Vocabulary (12 terms)
add T3 — To combine two or more numbers together to find a total.
combined events T3 — Two or more events happening together; their probabilities are found using tree diagrams or two-way tables.
favourable outcomes T3 new — The specific outcomes that satisfy the condition of interest in a probability calculation.
independent T3 new — In probability, events where the outcome of one does not affect the other; in variables, quantities that change separately.
multiply T3 — To combine equal groups to find a total; to increase a number by a given factor.
mutually exclusive T3 — Events that cannot happen at the same time; P(A and B) = 0.
p(a and b) T3 new — Notation for the probability that both events A and B occur.
p(a or b) T3 new — Notation for the probability that event A or event B (or both) occurs.
sample space T3 — The complete list of all possible outcomes of a probability experiment.
theoretical probability T3 new — The probability calculated from equally likely outcomes, without performing an experiment.
total outcomes T3 new — The complete number of possible results in a probability experiment; the denominator of a probability fraction.
tree diagram T3 new — A branching diagram showing all possible outcomes of a series of events, with probabilities on each branch.
Common misconceptions

Pupils often add probabilities when they should multiply (for independent events) and vice versa. The distinction between 'and' (multiply) and 'or' (add) probabilities is one of the most error-prone areas in mathematics. Some pupils assume all events are equally likely without checking. When using tree diagrams, pupils may not recognise that probabilities on branches from the same node must sum to 1.

Difficulty levels

Emerging

Can calculate the probability of a single event from equally likely outcomes using P(event) = favourable outcomes / total outcomes.

Example task

A fair dice is rolled. What is the probability of rolling an even number?

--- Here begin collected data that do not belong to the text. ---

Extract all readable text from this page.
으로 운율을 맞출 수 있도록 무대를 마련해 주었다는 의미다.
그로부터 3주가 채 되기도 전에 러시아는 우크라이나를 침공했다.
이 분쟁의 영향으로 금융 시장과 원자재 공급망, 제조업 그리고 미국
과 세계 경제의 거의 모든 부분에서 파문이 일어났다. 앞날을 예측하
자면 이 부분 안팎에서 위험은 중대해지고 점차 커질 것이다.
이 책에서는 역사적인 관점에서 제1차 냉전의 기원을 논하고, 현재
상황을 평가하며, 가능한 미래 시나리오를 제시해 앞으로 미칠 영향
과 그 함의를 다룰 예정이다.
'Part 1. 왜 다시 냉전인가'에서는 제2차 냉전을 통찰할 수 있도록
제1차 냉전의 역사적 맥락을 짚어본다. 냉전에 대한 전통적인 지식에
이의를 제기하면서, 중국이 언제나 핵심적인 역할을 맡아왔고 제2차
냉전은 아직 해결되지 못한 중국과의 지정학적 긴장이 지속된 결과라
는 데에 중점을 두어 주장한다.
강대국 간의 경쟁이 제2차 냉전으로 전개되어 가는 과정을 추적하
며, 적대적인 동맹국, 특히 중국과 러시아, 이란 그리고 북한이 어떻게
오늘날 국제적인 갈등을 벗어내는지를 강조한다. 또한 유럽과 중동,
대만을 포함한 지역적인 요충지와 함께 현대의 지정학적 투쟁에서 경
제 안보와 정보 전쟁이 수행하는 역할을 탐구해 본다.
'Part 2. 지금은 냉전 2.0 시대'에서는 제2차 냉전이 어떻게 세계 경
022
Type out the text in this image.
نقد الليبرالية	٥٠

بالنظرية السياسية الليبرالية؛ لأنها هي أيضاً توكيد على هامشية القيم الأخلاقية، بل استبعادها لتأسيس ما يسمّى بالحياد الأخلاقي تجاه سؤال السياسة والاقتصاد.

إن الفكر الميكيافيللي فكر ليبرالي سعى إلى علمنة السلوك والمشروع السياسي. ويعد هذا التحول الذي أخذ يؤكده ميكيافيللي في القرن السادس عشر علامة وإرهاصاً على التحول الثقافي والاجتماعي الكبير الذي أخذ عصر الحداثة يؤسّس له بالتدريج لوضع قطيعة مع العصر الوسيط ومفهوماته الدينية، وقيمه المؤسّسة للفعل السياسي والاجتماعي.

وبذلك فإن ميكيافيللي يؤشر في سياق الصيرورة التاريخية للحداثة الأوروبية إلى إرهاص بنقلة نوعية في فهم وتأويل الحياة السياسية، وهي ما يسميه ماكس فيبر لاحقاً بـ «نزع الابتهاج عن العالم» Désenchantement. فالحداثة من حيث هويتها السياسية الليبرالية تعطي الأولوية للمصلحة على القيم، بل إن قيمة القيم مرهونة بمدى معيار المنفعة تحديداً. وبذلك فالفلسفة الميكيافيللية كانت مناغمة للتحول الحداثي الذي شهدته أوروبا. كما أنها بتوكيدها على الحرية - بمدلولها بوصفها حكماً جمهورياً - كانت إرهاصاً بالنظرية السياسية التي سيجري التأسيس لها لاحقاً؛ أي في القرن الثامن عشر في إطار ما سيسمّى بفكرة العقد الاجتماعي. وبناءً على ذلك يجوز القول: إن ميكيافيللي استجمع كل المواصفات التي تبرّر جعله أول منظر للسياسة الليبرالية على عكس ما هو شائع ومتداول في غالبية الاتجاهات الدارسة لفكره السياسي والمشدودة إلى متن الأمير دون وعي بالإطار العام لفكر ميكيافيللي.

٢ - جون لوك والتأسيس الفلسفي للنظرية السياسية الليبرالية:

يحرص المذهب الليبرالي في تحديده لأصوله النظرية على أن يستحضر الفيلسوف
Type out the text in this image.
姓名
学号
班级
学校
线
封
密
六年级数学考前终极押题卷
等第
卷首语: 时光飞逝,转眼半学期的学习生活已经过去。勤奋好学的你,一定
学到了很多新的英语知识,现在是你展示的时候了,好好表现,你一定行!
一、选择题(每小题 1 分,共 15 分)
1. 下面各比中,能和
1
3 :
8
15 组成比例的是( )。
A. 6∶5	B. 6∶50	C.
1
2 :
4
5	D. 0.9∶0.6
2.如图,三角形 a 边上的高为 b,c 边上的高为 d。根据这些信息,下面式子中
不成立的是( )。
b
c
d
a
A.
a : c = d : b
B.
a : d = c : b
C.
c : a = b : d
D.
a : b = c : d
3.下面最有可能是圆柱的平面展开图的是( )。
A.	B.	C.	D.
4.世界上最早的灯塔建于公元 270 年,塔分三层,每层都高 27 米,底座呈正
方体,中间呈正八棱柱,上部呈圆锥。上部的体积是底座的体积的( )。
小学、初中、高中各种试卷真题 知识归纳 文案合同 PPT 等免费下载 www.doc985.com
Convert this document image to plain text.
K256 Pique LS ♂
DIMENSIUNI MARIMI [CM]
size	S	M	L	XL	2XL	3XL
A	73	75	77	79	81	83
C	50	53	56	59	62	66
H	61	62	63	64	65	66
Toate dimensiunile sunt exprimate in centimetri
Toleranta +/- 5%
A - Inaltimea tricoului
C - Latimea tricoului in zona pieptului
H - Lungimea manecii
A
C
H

Model response: Even numbers: 2, 4, 6 — that's 3 out of 6. P(even) = 3/6 = 1/2.

Developing

Calculates theoretical probabilities for combined events using sample space diagrams.

Example task

Two fair coins are flipped. What is the probability of getting exactly one head?

Model response: Outcomes: HH, HT, TH, TT (4 equally likely). Exactly one head: HT, TH (2 outcomes). P = 2/4 = 1/2.

Secure

Calculates probabilities of combined events using tree diagrams and multiplication rules for independent events.

Example task

A bag has 3 red and 5 blue balls. Two balls are drawn with replacement. Find P(both red).

Model response: P(1st red) = 3/8. With replacement, P(2nd red) = 3/8. P(both red) = 3/8 × 3/8 = 9/64.

Mastery

Calculates probabilities for dependent events (without replacement) and applies the addition rule for mutually exclusive events.

Example task

A bag has 3 red and 5 blue balls. Two are drawn without replacement. Find P(one of each colour).

Model response: P(red then blue) = 3/8 × 5/7 = 15/56. P(blue then red) = 5/8 × 3/7 = 15/56. P(one of each) = 15/56 + 15/56 = 30/56 = 15/28. These are mutually exclusive outcomes (either RB or BR), so we add.

Delivery rationale

Secondary maths concept — abstract, procedural, and objectively assessable.